Heyet yaptığı açıklamada vurulanları ‘işbirlikçi’ ilan eden Valiliğe tepki gösterirken, köyde savaş suçu işlendiğini, bir köylü ve oğlunun araç üzerindeyken bir diğerinin de tarlasını sulamaktan dönerken tarandığı bilgisini kamuoyu ile paylaştı.

Heyet adına açıklamayı yapan HDP’li Ziya Pir’in dikkat çektiği bir diğer şey ise İçişleri Bakanı Soylu’nun “Bir takım hatalar, eksiklikler olabilir” sözleriydi:

Bu tür hatalar olabilir şeklinde yapılan açıklamadan sonra sivil katliamlar için açık çek verilmiştir.
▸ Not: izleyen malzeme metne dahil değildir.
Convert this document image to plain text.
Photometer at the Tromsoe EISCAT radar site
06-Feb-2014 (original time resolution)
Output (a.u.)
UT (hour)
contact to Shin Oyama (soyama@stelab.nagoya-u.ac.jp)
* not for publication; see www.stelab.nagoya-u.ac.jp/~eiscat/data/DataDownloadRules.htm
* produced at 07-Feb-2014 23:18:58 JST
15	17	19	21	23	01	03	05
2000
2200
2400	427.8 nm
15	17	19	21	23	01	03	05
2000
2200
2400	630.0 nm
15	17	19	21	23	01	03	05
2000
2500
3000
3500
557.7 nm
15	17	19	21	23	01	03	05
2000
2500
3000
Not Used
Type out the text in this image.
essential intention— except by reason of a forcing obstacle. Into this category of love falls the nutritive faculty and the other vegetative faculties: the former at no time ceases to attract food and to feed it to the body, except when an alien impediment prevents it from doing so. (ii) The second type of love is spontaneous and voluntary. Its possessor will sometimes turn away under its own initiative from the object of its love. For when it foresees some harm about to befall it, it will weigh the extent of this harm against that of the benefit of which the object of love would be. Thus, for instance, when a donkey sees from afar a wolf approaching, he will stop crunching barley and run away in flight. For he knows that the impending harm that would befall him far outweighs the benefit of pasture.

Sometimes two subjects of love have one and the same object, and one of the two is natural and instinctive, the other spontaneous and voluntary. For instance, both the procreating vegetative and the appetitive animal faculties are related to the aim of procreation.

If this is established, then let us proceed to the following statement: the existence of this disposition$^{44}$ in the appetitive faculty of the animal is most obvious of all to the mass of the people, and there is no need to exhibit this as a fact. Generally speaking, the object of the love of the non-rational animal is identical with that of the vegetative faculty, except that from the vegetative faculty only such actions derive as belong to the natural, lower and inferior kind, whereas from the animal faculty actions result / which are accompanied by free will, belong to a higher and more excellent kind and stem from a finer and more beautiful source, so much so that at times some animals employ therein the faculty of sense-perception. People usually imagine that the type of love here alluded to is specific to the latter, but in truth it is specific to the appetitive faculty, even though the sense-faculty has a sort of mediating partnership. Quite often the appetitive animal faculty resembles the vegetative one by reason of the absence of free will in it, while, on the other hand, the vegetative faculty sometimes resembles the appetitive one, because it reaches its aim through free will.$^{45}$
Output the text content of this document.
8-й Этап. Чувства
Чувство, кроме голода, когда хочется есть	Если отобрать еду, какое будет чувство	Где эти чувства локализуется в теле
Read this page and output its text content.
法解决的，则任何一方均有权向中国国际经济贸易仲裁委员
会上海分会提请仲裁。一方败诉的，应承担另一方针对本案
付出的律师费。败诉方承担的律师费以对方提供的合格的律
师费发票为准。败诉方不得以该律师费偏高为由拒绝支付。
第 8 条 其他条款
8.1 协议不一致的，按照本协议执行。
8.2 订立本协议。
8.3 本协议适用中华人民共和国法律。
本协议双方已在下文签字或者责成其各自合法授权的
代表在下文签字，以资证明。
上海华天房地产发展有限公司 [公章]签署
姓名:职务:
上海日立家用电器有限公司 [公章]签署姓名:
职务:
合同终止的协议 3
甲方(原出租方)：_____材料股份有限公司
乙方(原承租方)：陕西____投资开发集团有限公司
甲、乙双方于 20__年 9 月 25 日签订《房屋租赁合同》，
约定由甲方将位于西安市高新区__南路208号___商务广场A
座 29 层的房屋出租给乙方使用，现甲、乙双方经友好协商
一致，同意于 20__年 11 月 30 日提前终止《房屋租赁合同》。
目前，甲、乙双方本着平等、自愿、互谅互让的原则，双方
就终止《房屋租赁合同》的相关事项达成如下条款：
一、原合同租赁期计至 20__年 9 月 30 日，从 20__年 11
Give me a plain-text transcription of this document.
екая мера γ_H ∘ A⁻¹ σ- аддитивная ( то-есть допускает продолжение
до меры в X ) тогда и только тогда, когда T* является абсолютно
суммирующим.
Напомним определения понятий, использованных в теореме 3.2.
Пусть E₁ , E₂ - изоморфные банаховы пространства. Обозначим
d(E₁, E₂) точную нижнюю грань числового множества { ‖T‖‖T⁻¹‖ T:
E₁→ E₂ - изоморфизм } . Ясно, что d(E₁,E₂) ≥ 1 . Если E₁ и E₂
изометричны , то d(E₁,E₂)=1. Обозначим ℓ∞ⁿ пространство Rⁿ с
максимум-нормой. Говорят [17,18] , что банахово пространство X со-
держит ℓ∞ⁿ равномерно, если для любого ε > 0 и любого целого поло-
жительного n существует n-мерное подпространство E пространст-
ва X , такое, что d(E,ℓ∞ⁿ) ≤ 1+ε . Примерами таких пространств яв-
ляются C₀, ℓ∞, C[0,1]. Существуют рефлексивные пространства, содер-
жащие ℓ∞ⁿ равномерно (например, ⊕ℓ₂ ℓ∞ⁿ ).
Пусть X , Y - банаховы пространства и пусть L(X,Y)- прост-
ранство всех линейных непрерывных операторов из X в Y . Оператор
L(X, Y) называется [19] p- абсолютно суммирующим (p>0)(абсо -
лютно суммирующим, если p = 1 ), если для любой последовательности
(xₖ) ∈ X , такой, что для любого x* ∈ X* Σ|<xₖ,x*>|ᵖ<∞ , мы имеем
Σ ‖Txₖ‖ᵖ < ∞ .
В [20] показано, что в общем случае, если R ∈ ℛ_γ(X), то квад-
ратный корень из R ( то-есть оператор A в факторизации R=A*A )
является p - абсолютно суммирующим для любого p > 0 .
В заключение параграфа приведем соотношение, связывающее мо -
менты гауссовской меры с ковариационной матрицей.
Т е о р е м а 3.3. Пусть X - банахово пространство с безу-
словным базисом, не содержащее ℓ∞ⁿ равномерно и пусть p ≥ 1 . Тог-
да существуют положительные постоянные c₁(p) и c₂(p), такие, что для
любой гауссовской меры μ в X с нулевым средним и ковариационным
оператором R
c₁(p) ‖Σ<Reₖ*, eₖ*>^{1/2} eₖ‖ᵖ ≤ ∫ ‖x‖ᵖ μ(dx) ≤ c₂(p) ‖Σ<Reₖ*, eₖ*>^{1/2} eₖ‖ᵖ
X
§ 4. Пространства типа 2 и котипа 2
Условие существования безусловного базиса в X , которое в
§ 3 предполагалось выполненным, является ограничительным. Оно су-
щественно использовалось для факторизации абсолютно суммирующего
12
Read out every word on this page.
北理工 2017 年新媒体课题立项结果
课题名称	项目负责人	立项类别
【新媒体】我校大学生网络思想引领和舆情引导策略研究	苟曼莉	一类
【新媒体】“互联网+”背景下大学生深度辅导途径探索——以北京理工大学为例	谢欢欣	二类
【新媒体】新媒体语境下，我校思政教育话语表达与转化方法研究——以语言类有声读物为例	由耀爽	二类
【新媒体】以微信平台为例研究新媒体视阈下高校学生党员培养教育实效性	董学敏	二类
Biz bunu duyduktan sonra ‘eyvah’ dedik. ‘Önümüzdeki günlerde yine katliamlar olacak’ dedik, 24 saat geçmeden haberler gelmeye başladı.

Lice’de dikkat çeken bir başka ayrıntı ise ilçede ilan edildiği söylenen ‘sokağa çıkma yasağı’. Konuyla ilgili ne Valilik ne de Lice Kaymakamlığı’nın resmi internet sitelerinden bir açıklama yapılmadı.

Ancak köylülerin taranmasının ardından İhlas Haber Ajansı, “İlçe Kaymakamlığınca, düzenlenecek operasyonda sivil vatandaşların zarar görmemesi amacıyla Bağlan, Dolunay, Yalaza ve Çavundur mahallelerinde saat 21.00 itibariyle sokağa çıkma yasağı ilan edildi” şeklinde bir haberi okurlarına servis etti.

Fakat yasak muammasına ilişkin, ağır yaralanan Celal Yıldırım’ın kızı Maviş Yıldırım şu çelişkiye dikkat çekti:

Sokağa çıkma yasağı yoktu, öyle bir şey anons edilmedi, daha önce sokağa çıkma yasağı ilan edilmeden önce anonslarla duyurulurdu. Sokağa çıkma yasağının olduğunu söylüyorlar ama sokağa çıkma yasağı saat 21.00’de ilan edildi. Tarama, patlama saat 20.30’da gerçekleşti. Yaşanan patlama sonrası sokağa çıkma yasağı ilan edildi.